Questa critica non è senza fondamento. L’estetica di Barton, per la sua dimensione immediatamente attraente, corre il rischio di una mercificazione decorativa. Le sue opere si prestano a un consumo visivo rapido che può oscurare la loro dimensione più oscura e interrogativa. Questo è tutto il paradosso di un’arte che utilizza i codici della bellezza per esprimere contenuti inquietanti.
Eppure, questa ambiguità costituisce forse la forza principale del suo lavoro. Rifiutando l’opposizione binaria tra bellezza e bruttezza, piacere e dispiacere, Barton sviluppa un’estetica dell’intermedio che corrisponde perfettamente alle sfide contemporanee. La sua arte esprime la complessità di un’epoca in cui le certezze si incrinano, in cui le identità si moltiplicano e si frammentano.
L’evoluzione recente della sua carriera verso preoccupazioni esplicitamente femministe con opere come “RED” (2017) testimonia una maturazione artistica e politica. “RED è la mia prima opera consapevolmente femminista, e mi sono sentita profondamente in sintonia con l’onda rinvigorita di solidarietà femminile che attualmente investe il pianeta”, dichiara, segnando una svolta nella sua pratica.

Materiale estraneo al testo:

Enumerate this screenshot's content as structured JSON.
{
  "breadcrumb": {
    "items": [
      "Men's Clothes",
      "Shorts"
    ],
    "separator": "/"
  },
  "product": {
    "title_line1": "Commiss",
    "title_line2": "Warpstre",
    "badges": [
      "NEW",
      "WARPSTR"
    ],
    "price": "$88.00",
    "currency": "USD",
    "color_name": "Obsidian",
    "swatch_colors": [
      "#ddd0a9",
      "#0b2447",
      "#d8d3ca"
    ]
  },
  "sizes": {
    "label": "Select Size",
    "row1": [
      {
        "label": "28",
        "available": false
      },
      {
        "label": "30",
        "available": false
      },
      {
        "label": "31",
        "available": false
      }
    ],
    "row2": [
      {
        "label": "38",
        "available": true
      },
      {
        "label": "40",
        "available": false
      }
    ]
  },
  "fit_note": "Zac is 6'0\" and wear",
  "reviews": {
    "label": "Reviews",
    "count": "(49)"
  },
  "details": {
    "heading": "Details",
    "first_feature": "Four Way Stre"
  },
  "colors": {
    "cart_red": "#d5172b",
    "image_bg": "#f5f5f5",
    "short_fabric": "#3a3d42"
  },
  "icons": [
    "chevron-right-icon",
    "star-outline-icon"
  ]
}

Questa politicizzazione assunta della sua arte le permette di andare oltre le accuse di superficialità. Iscrivendo esplicitamente il suo lavoro nelle lotte contemporanee per l’emancipazione femminile, dà alla sua estetica dell’ibridazione una dimensione militante. Le sue creature mutanti diventano così metafore della liberazione dei corpi e dei desideri femminili.
Verso nuovi territori.
Del Kathryn Barton incarna una generazione di artiste che rifiutano le categorie stabilite e inventano nuovi linguaggi visivi. Il suo percorso, dalla pittura al cinema passando per l’animazione, testimonia una curiosità creativa che non si accontenta di alcun limite. Le sue opere, per la loro capacità di disturbare tanto quanto di sedurre, aprono territori inesplorati dell’arte contemporanea.
Il suo dialogo con la psicoanalisi kleiniana rivela la dimensione terapeutica della sua creazione, questa capacità dell’arte di dare forma ai fantasmi più arcaici. La sua iscrizione nel cinema australiano contemporaneo mostra come una tradizione artistica possa rinnovarsi grazie all’apporto di sensibilità nuove. La sua estetica dell’ibridazione, infine, offre strumenti visivi per pensare la complessità del mondo contemporaneo.
L’arte di Del Kathryn Barton ci ricorda che la bellezza non si riduce mai all’armonia classica, che può nascere dalla discordanza e dall’inquietudine. Le sue creature impossibili parlano delle nostre mutazioni, delle nostre metamorfosi. In questi tempi di incertezza, la sua opera traccia sentieri verso futuri improbabili ma necessari.
- Segal, Hanna. “Il contributo di Melanie Klein alla teoria e alla pratica psicoanalitica”. Le donne nella storia della psicoanalisi, L’Esprit du temps, 1999.
- Armstrong, Gillian. “La mia brillante carriera” (My Brilliant Career), 1979. Film emblematico del nuovo cinema australiano diretto da una donna, adattamento del romanzo di Miles Franklin.